Ricordo della mia Maestra

 

 

Convegno AIPD sez. Milazzo, da destra Anna Contardi, Margherita Manfrè, Pasquale Russo

Convegno AIPD sez. Milazzo, da destra Anna Contardi, Margherita Manfrè, Pasquale Russo 10/10/2004. Sotto video con Margherita che presenta la sua relazione al Policlinico, si vede dopo 59 secondi.

 
 

Che dire di Margherita Manfrè, la mia Maestra, dall'altro dei miei primi 30 anni di medico?

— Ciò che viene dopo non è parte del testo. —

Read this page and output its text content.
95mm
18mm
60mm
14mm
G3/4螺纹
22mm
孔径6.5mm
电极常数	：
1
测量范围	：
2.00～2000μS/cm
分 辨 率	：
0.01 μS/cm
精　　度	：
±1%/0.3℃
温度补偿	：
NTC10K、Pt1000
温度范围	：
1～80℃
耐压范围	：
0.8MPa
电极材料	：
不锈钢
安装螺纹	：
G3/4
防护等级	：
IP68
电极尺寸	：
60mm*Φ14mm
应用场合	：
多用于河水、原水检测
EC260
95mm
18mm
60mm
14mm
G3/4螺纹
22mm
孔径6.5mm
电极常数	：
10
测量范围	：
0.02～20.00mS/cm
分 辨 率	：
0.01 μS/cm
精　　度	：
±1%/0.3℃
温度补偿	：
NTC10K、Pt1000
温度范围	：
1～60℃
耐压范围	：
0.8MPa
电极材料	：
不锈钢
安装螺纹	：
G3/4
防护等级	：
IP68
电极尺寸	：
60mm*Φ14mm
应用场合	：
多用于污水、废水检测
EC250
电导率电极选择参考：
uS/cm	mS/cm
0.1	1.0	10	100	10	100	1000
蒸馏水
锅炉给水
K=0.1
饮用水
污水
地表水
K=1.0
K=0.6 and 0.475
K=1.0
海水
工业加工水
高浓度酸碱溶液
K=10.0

Intanto che mi ha tenuto a battesimo nel mondo della medicina interna a partire da quel lontano febbraio 2001, quando stanco e deluso decisi di cambiare strada e di dare un taglio alla mia carriera presso il SER.T. di Milazzo, che stava diventando per me come un buco nero che mi risucchiava dentro ed una specie di incubo dal quale non ci si sveglia. Decisi, così, una mattina di andare da Lei, e presi un appuntamento: fu il primo incontro. Deluso anche dall'ospedale di Barcellona dove il primario mi diceva di non avere posto per me, tirai avanti in autostrada per approdare all'Ospedale di Patti, dove naufragai, come Ulisse, nel mondo meraviglioso della Sapienza e degli Affetti, che disconoscevo. Le prime parole che proferii, alle 11,30 di quel 7 febbraio 2001, furono: "Mihi factus sum", ed ancora: Egò eimì o iuiòs tu demu!'", che voleva dire: l'unica raccomandazione sono io che cerco di farmi grande da me e che sono il figlio del popolo. Questo modo di presentarmi a Lei che aveva fatto studi classici e che proveniva dalla gente laboriosa, piacque molto. Mi ricordo che stava seduta davanti a pile enormi di cartelle, dentro una stanza al 3° piano dell'Ospedale Barone Romeo, una stanza pratica, senza fronzoli: non v'erano salotti speciali di pelle scura o rossa o anticamere per l'attesa,  dove non si trovavano quadri e suppellettili costose, ma solo vecchie e semplici sedie riciclate e vecchi libri di medicina riposti in gran copia inframezzate da moderne riviste scientifiche, riposte in una antica e povera libreria di tipo svedese, come si usavano negli anni '60.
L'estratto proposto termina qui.